Few video games have an impact that stretches beyond their launch date. Minecraft, on the other hand, is not your average game.
The adventure, design, and survival game boasts unique graphics, endless possibilities, and enough fantastic features to keep both casual fans and hardcore gamers happy. Released more than a decade ago, Minecraft is currently more popular than it’s ever been.
‘Minecraft’ anchors in a new era
According to a 2019 article by The Science Academy Stem Magnet, Minecraft was created by Markus Persson, a designer who fans may better know as Notch. An online game that encouraged collaboration over competition featured a randomly generated world filled with enough resources, creatures, and curveballs to keep the masses entertained.
With its now-iconic blocky graphics that harken back to older days. Minecraft isn’t your average open-world game. Most games have an underlying story, a singular goal, or a predestined endgame. This was not the case with Persson’s game. Yes, Minecraft had a set of rules and goals, but there wasn’t a real endgame. Players could play in every world as long or short as they want.
Furthermore, the mix of customizable features catered to those just wanting to build and those wishing to fight the game’s zombies alike. Resources help gamers craft weapons, new building materials, and other necessities and luxuries. The base game was quite simple, but twelve years after its first release, it remains vital to this day.
‘Minecraft’ and the power of longevity
To understand the lasting appeal of Minecraft, one has to look at development. In 2009, many game companies still operated on the old model. Yes, internet upgrades and patches often added small features to games, but the release version was typically close to the final product as the developers could muster. Minecraft was different.
Persson’s team grew into one of the most successful in the industry, not the first nor last independent game to operate less like a standard game and more as a full computer that happened to be based inside a game. Enchantments were added, as were new enemies, resources, textures, and themes. Unlike most games, which target either children or adults, Minecraft had a little something for everyone.

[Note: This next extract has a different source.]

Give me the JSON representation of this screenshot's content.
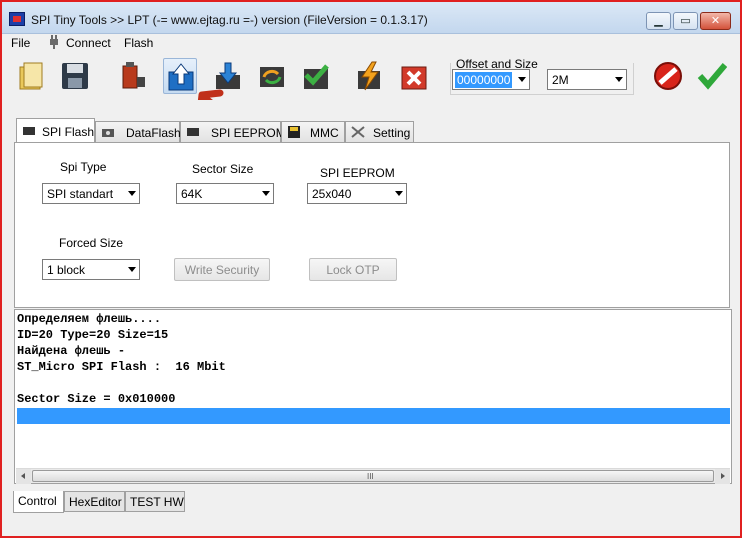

Want to build a living, breathing village? Minecraft allowed it. Want to build something without being bothered? Minecraft allows it. When Microsoft acquired the property from Persson in 2014, he suddenly became a billionaire, and the biggest new franchise on earth suddenly had one of the biggest names in tech and gaming.
Now, as Spokesman notes, the game is more popular than ever. From Toy Story levels to a slew of spin-offs with more standard gaming options, Minecraft is an industry unto itself, and it helped usher in a brand new era.
The ‘Minecraft’ genre
Indie gaming is as old as gaming itself. However, in 2009, a monopoly began to form. Minecraft showed that good ideas didn’t need Sony or Microsoft. At least, not yet. Now, Minecraft is almost a genre unto itself. From Fortnite’s building features to mature takes on the genre like The Outer Worlds, Minecraft’s legacy may best be summed up by the attempts to capitalize on its fame.
Games Radar noted all the games either capitalized on Minecraft’s concept or incorporated aspects into new experiences. Eco took the basic premise of the game and made it something closer to Civilization. Meanwhile, Subnautica took it all beneath the sea. Junk Jack took the block design and brought it to the retro-inspired 16-bit graphics, while Space Engineers made it all larger than life. One could argue that 2020’s breakout hit, Among Us, could not have happened without Minecraft.
Minecraft may be the biggest original concept of the 21st-century. It helped usher in an era where anyone with coding knowledge could make a hit. Whether someone is an avid player or they’ve never touched a Minecraft game, they’ve likely seen its impact in one way or another. This explains why Minecraft is a behemoth unto itself. Despite being ancient in gaming years, it shows no signs of slowing down, either.